In bbuchsbaum/multivarious: Extensible Data Structures for Multivariate Analysis

knitr::opts_chunk$set(
  collapse   = TRUE,
  comment    = "#>",
  fig.width  = 7,
  fig.height = 4
)
library(dplyr)
library(multivarious)
# Assuming necessary multiblock functions are loaded, e.g., via devtools::load_all()

1. Why multiblock?

Many studies collect several tables on the same samples – e.g. transcriptomics + metabolomics, or multiple sensor blocks. Most single-table reductions (PCA, ICA, NMF, …) ignore that structure. multiblock_projector is a thin wrapper that keeps track of which original columns belong to which block, so you can

drop-in any existing decomposition (PCA, SVD, NMF, …)
still know "these five loadings belong to block A, those three to block B"
project or reconstruct per block effortlessly.

We demonstrate with a minimal two-block toy-set.

set.seed(1)
n  <- 100
pA <- 7; pB <- 5                    # two blocks, different widths

XA <- matrix(rnorm(n * pA), n, pA)
XB <- matrix(rnorm(n * pB), n, pB)
X  <- cbind(XA, XB)                 # global data matrix
blk_idx <- list(A = 1:pA, B = (pA + 1):(pA + pB)) # Named list is good practice

2. Wrap a single PCA as a multiblock projector

# 2-component centred PCA (using base SVD for brevity)
preproc <- prep(center())
Xc        <- init_transform(preproc, X)          # Centered data)
svd_res   <- svd(Xc, nu = 0, nv = 2)               # only V (loadings)
mb        <- multiblock_projector(
  v             = svd_res$v,                       # p × k loadings
  preproc       = preproc,                  # remembers centering
  block_indices = blk_idx
)

print(mb)

2.1 Project the whole data

scores_all <- project(mb, X)                       # n × 2
head(round(scores_all, 3))

2.2 Project one block only

# Project using only data from block A (requires original columns)
scores_A <- project_block(mb, XA, block = 1)       
# Project using only data from block B
scores_B <- project_block(mb, XB, block = 2)       

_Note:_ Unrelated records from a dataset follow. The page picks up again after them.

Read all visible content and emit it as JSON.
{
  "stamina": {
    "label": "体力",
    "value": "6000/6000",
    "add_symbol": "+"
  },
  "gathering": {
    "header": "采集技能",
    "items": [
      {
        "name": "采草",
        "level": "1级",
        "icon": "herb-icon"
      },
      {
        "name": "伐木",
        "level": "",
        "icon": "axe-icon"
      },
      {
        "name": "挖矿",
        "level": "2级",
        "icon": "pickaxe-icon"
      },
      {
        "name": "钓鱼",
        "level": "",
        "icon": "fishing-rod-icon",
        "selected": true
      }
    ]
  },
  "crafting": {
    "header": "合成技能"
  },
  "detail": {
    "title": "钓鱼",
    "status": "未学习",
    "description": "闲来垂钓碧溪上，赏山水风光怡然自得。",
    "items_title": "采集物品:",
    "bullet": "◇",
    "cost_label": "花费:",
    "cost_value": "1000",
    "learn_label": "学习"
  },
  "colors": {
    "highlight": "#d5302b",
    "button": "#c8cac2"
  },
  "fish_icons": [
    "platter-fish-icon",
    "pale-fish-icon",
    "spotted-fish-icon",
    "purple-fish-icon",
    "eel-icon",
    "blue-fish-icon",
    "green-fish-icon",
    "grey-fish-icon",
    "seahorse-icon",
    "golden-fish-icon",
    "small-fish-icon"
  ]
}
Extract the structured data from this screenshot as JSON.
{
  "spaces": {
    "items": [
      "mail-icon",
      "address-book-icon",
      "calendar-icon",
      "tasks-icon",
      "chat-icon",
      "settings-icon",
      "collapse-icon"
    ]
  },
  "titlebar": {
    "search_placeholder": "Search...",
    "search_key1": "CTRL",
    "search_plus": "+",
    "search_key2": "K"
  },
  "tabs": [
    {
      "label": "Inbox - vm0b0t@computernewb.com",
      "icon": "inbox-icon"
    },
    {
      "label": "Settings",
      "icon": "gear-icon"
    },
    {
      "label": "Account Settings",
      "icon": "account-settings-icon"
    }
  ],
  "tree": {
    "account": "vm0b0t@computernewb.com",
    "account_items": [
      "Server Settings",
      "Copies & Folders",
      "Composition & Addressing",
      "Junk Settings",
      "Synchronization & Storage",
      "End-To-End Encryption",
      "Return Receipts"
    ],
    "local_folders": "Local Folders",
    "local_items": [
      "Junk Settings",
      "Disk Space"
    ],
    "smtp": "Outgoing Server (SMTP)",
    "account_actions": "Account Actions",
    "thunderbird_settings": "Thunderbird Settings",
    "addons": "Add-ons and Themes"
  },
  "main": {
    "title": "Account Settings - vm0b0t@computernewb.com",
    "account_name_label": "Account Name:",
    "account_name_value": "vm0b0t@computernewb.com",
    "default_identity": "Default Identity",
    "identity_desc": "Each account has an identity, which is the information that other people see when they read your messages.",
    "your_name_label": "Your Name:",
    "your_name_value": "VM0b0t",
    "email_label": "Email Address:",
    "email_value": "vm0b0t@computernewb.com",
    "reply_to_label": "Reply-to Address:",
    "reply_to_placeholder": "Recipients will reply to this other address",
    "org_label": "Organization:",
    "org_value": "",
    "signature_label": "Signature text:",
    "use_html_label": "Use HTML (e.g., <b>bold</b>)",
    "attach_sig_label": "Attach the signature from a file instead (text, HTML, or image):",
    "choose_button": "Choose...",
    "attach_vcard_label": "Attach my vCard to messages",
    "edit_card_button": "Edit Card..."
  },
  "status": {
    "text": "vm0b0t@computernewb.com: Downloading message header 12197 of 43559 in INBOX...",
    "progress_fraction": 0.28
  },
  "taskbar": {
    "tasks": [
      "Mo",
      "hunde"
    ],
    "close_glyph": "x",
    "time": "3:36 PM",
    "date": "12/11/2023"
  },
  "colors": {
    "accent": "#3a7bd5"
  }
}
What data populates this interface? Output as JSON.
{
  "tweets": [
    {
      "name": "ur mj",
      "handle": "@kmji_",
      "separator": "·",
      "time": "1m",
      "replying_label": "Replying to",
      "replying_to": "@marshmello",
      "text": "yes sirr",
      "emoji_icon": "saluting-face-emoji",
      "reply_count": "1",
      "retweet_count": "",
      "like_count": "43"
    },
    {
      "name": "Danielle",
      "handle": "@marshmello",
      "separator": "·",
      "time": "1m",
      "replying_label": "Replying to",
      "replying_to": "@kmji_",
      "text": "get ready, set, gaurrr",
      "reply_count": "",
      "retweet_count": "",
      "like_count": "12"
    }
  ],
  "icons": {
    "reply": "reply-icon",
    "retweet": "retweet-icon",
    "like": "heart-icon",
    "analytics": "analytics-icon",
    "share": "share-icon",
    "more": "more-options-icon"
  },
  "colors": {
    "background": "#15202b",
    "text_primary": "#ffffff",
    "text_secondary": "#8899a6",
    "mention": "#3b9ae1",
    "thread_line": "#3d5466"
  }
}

cor(scores_all[,1], scores_A[,1])                  # high (they coincide)

Because the global PCA treats all columns jointly, projecting only block A gives exactly the same latent coordinates as when the whole matrix is available – useful when a block is missing at prediction time.

2.3 Partial feature projection

Need to use just three variables from block B?

# Get the global indices for the first 3 columns of block B
sel_cols_global <- blk_idx[["B"]][1:3]
# Extract the corresponding data columns from the full matrix or block B
part_XB_data  <- X[, sel_cols_global, drop = FALSE] # Data must match global indices

scores_part <- partial_project(mb, part_XB_data,
                               colind = sel_cols_global)  # Use global indices
head(round(scores_part, 3))

3. Adding scores → multiblock_biprojector

If you also keep the sample scores (from the original fit) you get two-way functionality: re-construct data, measure error, run permutation tests, etc. That is one extra line when creating the object:

bi <- multiblock_biprojector(
  v             = svd_res$v,
  s             = Xc %*% svd_res$v,    # Calculate scores: Xc %*% V
  sdev          = svd_res$d[1:2] / sqrt(n-1), # SVD d are related to sdev
  preproc       = prep(center()),
  block_indices = blk_idx
)
print(bi)

Now you can, for instance, test whether component-wise consensus between blocks is stronger than by chance.

# Takes ~1-2 s with 99 perms; increase for real work
# Ensure perm_test.multiblock_biprojector method exists and is loaded
# perm_res <- perm_test(bi, Xlist = list(A=XA, B=XB), nperm = 99)
# print(perm_res$component_results)

(The perm_test method for multiblock_biprojector typically uses an eigen-based score consensus statistic; see help for details.)

4. Take-aways

Any decomposition that delivers a loading matrix v (and optionally scores s) can become multiblock-aware by supplying block_indices.
The wrapper introduces zero new maths – it only remembers the column grouping and plugs into the common verbs:

| Verb | What it does in multiblock context | |-----------------------|--------------------------------------------------------| | project() | whole-matrix projection (uses preprocessing) | | project_block() | scores based on one block's data | | partial_project() | scores from an arbitrary subset of global columns | | coef(..., block=) | retrieve loadings for a specific block | | perm_test() | permutation test for block consensus (biprojector) |

This light infrastructure lets you prototype block-aware analyses quickly, while still tapping into the entire multiblock toolkit (cross-validation, reconstruction metrics, composition with compose_projector, etc.).